Q: What happened that you didn’t expect?

A: Instead, while we didn’t get a massive jump in followers, we did actually see a giant surge in engagement based on content interactions — likes, comments and shares. Our content interactions increased by more than 200% in six months and now 300% in under a year. And you know, the followers also increased along the way, by nearly 2,000. Even more important, people started actively tagging the Times-Union when there was an event or situation going on they wanted reporters to know about.

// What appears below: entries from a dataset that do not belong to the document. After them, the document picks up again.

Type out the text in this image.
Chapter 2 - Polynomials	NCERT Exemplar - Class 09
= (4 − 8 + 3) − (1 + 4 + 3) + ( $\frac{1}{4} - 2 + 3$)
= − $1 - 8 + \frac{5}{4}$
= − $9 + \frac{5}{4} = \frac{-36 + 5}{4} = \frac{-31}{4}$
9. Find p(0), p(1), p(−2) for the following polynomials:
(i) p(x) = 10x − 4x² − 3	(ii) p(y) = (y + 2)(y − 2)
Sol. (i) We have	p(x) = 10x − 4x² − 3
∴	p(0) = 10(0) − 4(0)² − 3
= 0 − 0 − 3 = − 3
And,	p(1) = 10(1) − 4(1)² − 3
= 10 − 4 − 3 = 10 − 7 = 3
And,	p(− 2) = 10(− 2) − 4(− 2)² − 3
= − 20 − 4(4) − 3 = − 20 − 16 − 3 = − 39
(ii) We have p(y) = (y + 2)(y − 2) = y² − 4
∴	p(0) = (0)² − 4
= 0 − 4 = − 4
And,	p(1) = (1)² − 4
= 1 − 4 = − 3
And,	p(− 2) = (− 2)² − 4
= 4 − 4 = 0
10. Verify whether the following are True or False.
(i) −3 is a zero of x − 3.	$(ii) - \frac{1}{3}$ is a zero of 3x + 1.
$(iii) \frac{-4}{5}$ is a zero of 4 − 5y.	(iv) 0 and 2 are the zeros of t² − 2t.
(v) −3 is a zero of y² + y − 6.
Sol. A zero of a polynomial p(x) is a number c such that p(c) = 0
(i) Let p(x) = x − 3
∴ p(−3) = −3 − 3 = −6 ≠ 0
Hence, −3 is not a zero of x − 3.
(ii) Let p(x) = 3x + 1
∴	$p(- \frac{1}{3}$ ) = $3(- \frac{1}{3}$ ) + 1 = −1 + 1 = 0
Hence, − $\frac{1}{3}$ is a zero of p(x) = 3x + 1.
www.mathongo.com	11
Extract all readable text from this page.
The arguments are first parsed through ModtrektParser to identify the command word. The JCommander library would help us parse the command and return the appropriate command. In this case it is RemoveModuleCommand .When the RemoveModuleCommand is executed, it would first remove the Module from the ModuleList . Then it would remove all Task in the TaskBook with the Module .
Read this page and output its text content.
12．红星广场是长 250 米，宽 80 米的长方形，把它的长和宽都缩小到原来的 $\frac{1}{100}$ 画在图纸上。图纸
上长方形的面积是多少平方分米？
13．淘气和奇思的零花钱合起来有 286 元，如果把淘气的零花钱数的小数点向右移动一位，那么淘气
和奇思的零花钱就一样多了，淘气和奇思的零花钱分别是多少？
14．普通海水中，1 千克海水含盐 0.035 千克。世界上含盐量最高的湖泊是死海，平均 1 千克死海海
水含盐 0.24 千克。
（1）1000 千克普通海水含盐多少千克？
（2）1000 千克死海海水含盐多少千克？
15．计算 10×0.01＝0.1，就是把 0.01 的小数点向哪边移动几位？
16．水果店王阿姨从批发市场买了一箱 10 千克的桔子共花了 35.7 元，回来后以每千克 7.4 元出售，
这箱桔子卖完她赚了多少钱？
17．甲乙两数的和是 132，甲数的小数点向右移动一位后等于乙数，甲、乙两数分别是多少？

Real people — not PR agencies. That was new.

Our Instagram increased its monthly average of accounts reached to 40,500 and increased its monthly average content interactions to 4,900. It also gained nearly 1,000 new followers by the end of the Table Stakes program.

Q: What would you do differently now? What did you learn?

A:  We learned that wins on Instagram and social media look like a lot more than just follower counts. Our content interactions, the number of comments on posts, impressions, etc. have all soared since rethinking our strategy. (We tracked followers, accounts reached and content interactions in a Google Sheet, along with top performing posts and Instagram stories each month.)

Q: What advice would you give to others who try to do this?

A: Try different things. Instagram is a place for creators. Our most creative out-of-the-box posts are often the most successful.

Q: Is there anything else you’d like to add?

A: For newsrooms to succeed, leaders need to invest time, money and resources in social media. We’ve done all this in-house, which is amazing and I think goes to show the need for reporters to think about digital strategy. But juggling duties as a reporter too, I can’t manage our digital presence as much as I’d like to. For real growth, companies need to invest in people. There also needs to be an understanding that metrics won’t be static. They’re going to ebb and flow. But in the end, trying new things and breaking out from the norm will be rewarding.